In left-hand side of the equation, the two terms are connected by subtraction. It is essential to eliminate $-2$ from this expression and it can be done by adding $2$ to both sides of the equation.

$\implies$ $\dfrac{x-3}{5}-2+2$ $=$ $-1+2$

$\implies$ $\require{cancel} \dfrac{x-3}{5}-\cancel{2}+\cancel{2}$ $=$ $1$

$\implies$ $\dfrac{x-3}{5} = 1$

Eliminate 5 from expression by Multiplication

$\dfrac{x-3}{5} = 1$

The number $5$ is dividing the algebraic expression $x-3$ in the left-hand side of the equation. It can be eliminated from this expression by multiplying both sides of the equation by $5$.
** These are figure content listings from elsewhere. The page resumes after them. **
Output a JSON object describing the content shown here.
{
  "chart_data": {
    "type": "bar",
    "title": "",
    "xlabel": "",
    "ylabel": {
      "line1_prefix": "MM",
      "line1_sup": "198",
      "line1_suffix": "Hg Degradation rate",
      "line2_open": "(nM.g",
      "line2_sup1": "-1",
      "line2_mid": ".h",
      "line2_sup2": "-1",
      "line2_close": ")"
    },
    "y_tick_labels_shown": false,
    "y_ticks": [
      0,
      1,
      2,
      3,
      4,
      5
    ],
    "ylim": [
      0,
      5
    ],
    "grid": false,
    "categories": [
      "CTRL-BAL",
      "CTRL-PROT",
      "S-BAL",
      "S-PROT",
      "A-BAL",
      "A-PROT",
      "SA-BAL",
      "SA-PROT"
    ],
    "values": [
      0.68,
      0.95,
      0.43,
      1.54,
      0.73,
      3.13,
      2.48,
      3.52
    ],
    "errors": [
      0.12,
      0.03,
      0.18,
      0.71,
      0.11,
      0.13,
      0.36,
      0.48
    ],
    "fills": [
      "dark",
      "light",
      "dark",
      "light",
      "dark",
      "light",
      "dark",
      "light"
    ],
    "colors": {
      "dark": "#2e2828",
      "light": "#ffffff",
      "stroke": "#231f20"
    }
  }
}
$\implies$ $5 \times \Bigg[\dfrac{x-3}{5}\Bigg]$ $=$ $5 \times 1$

$\implies$ $\dfrac{5(x-3)}{5}$ $=$ $5$

$\implies$ $\require{cancel} \dfrac{\cancel{5}(x-3)}{\cancel{5}}$ $=$ $5$

$\implies$ $x-3 = 5$

Eliminate -3 from expression by Addition

$x-3 = 5$

Two terms are connected by subtraction in the left-hand side of the equation. For solving $x$, the number $-3$ should be eliminated from this expression. It can be done by adding $3$ to both sides of the linear equation.

$\implies$ $x-3+3 = 5+3$

$\implies$ $x-3+3 = 8$

$\,\,\, \therefore \,\,\,\,\,\,$ $x = 8$